Ein umfangreiches chinesisch-russisches Seemanöver mit mehr als 20 Kriegs- und Versorgungsschiffen ist nach Angaben aus Moskau in die „aktive Phase“ übergegangen. „Am Morgen hat ein Verband der russischen Kriegsmarine den chinesischen Hafen Qingdao in Richtung offenes Gelbes Meer verlassen“, teilte ein Armeesprecher am Dienstag nach Angaben russischer Agenturen mit. Bei dem bis zum 29. April geplanten Manöver werde unter anderem geübt, Luftschläge abzuwehren sowie Vorräte auf hoher See aufzufüllen und einen U-Boot-gefährdeten Raum zu passieren. Dabei würden „gekaperte“ Schiffe befreit, Ziele vernichtet und auch Wasserbomben eingesetzt.

„Während der aktiven Phase werden sich Beobachter der chinesischen Marine an Bord der russischen Schiffe sowie umgekehrt auch russische Beobachter an Bord der chinesischen Kriegsschiffe befinden“, sagte der Armeesprecher in Moskau. Das Manöver diene „der Festigung und Entwicklung der russisch-chinesischen Beziehungen, der strategischen Partnerschaft und dem Zusammenwirken zwischen den beiden Ländern und deren Streitkräften“. Aus Russland nehmen an der Übung unter anderem ein Raketenkreuzer und mehrere U-Boot-Abwehrschiffe teil.

Besondere Brisanz erhält die Übung, da gleichzeitig ein gemeinsames Militärmanöver der USA und den Philippinen stattfindet. China befindet sich mit den Philippinen im Streit um die im südchinesischen Meer gelegenen Spratly-Inseln, die eine geostrategisch wichtige Rolle spielen.  Das seit dem 16. April unter der Bezeichnung Balikatan („Schulter an Schulter“) laufende  Manöver wird laut US-Militärquellen regelmäßig seit fast 30 Jahren durchgeführt. (1) Es sei daher auch keine Reaktion auf das russisch-chinesische Manöver, sondern eine „routinemäßige Übung ohne jeden Zusammenhang mit der politischen Lage in der Region“. (2)

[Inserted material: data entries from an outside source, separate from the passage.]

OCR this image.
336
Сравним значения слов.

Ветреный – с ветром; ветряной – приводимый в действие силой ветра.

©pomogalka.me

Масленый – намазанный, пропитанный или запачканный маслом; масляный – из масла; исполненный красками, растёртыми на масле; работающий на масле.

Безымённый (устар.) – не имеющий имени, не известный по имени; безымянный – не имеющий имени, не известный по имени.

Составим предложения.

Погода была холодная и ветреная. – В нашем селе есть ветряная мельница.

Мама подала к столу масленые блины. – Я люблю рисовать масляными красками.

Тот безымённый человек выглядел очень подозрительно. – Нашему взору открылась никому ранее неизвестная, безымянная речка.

In China wird aber die wachsende Militärpräsenz der Vereinigten Staaten in Südostasien zunehmend als Bedrohung der eigenen Wirtschafts- und Sicherheitsinteressen betrachtet. Nicht ohne Grund: Gegen Ende vergangenen Jahres erklärte US-Präsident Barak Obama, er habe eine „strategische Entscheidung“ getroffen: „Als Pazifiknation werden die USA eine größere und langfristigere Rolle in der Gestaltung dieser Region und ihrer Zukunft spielen“. „Wir sind hier, und wir werden hier bleiben“, kündigte Obama mit drohendem Unterton an. (3)

Würde China mit ähnlicher Rhetorik Militär nach Kuba entsenden und dort Manöver abhalten, sich also vor der Haustür der USA militärisch engagieren, kaum ein US-Politiker und kaum ein US-Medium würde dies nicht als indirekte Kriegserklärung begreifen.  

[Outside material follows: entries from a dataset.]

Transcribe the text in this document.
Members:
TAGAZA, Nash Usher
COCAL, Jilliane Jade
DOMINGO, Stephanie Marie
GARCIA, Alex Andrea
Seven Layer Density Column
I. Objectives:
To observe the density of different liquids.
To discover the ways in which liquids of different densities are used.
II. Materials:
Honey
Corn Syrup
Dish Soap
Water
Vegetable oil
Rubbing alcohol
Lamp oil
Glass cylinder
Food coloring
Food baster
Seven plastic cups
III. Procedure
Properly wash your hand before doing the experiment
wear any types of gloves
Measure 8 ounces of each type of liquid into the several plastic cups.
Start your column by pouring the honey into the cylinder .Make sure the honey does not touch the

Umgekehrt fasst man in China das wachsende militärische Engagement der USA als indirekte Kriegserklärung gegen das Reich der Mitte auf. Laut der Nachrichtenagentur Reuters warnte China die USA in „ungewöhnlich scharfer Form vor einer militärischen Konfrontation im Südchinesischen Meer“. Das Balikatan-Manöver trage „massiv zu einer Verschärfung der Lage in der Region bei“, zitiert Reuters aus einem Kommentar der offiziellen Zeitung der chinesischen Volksbefreiungsarmee. Dies werde „unvermeidlich Einfluss auf den Frieden und die Stabilität in der Region haben“, so der Kommentar weiter. (4)

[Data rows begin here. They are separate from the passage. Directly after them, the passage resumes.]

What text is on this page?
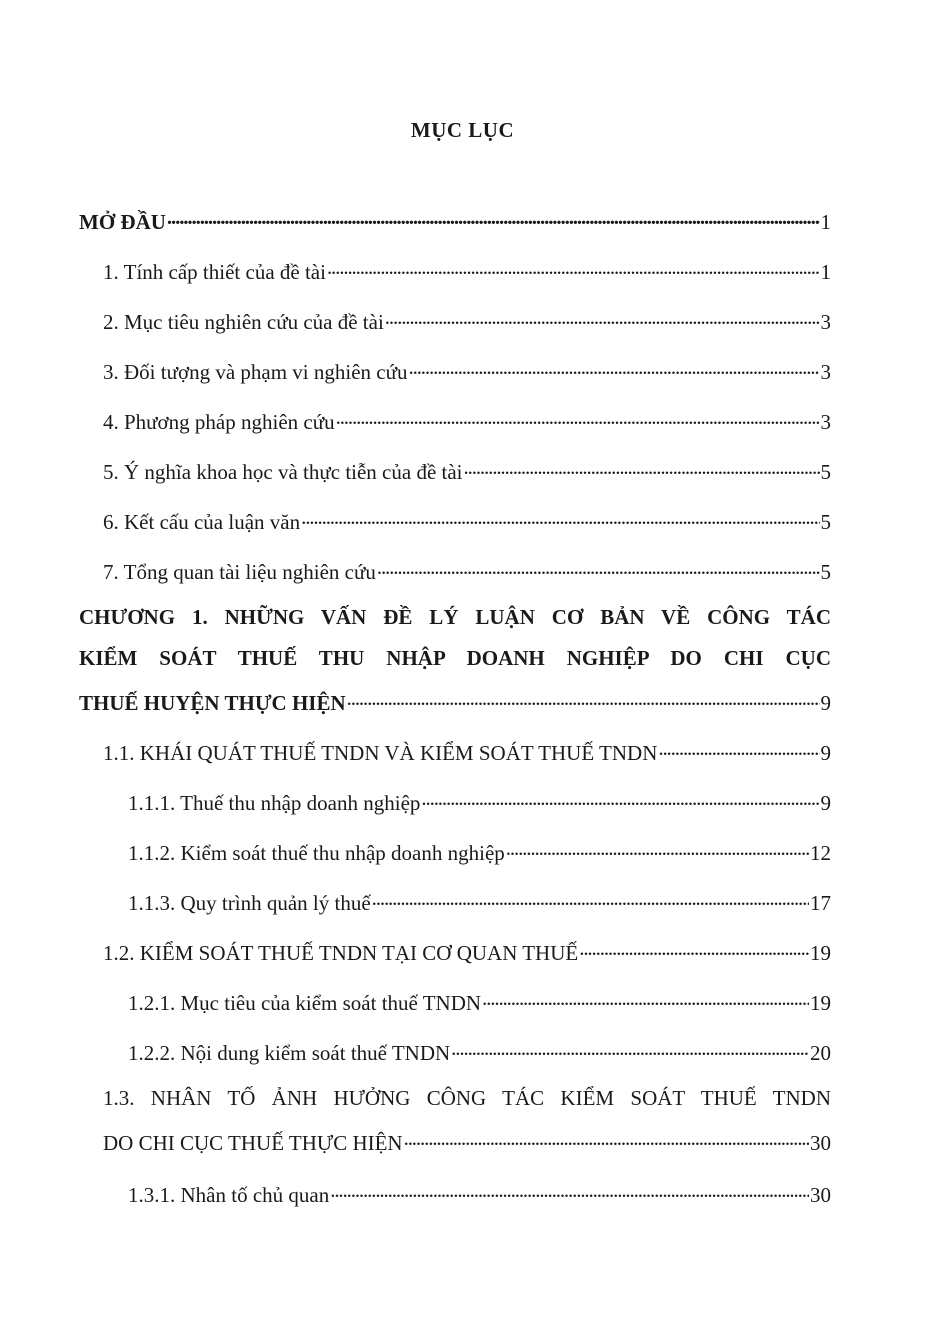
MỤC LỤC
MỞ ĐẦU . . .	1
1. Tính cấp thiết của đề tài . . .	1
2. Mục tiêu nghiên cứu của đề tài . . .	3
3. Đối tượng và phạm vi nghiên cứu . . .	3
4. Phương pháp nghiên cứu . . .	3
5. Ý nghĩa khoa học và thực tiễn của đề tài . . .	5
6. Kết cấu của luận văn . . .	5
7. Tổng quan tài liệu nghiên cứu . . .	5
CHƯƠNG 1. NHỮNG VẤN ĐỀ LÝ LUẬN CƠ BẢN VỀ CÔNG TÁC
KIỂM SOÁT THUẾ THU NHẬP DOANH NGHIỆP DO CHI CỤC
THUẾ HUYỆN THỰC HIỆN . . .	9
1.1. KHÁI QUÁT THUẾ TNDN VÀ KIỂM SOÁT THUẾ TNDN . . .	9
1.1.1. Thuế thu nhập doanh nghiệp . . .	9
1.1.2. Kiểm soát thuế thu nhập doanh nghiệp . . .	12
1.1.3. Quy trình quản lý thuế . . .	17
1.2. KIỂM SOÁT THUẾ TNDN TẠI CƠ QUAN THUẾ . . .	19
1.2.1. Mục tiêu của kiểm soát thuế TNDN . . .	19
1.2.2. Nội dung kiểm soát thuế TNDN . . .	20
1.3. NHÂN TỐ ẢNH HƯỞNG CÔNG TÁC KIỂM SOÁT THUẾ TNDN
DO CHI CỤC THUẾ THỰC HIỆN . . .	30
1.3.1. Nhân tố chủ quan . . .	30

In einer bizarren Logik bezeichnete Spiegel-Online nicht den Weltmachtanspruch der USA, der mit einer militärischen Einkreisung Chinas einhergeht, als „Provokation“, sondern das als „Waffenschau“ bezeichnete Militärmanöver der Chinesen vor deren eigener Küste. Denn schließlich, so Spiegel-Online, habe es für die US-Regierung „oberste Priorität“, „ihren Einfluss im asiatisch-pazifischen Raum militärisch“ auszubauen. (5)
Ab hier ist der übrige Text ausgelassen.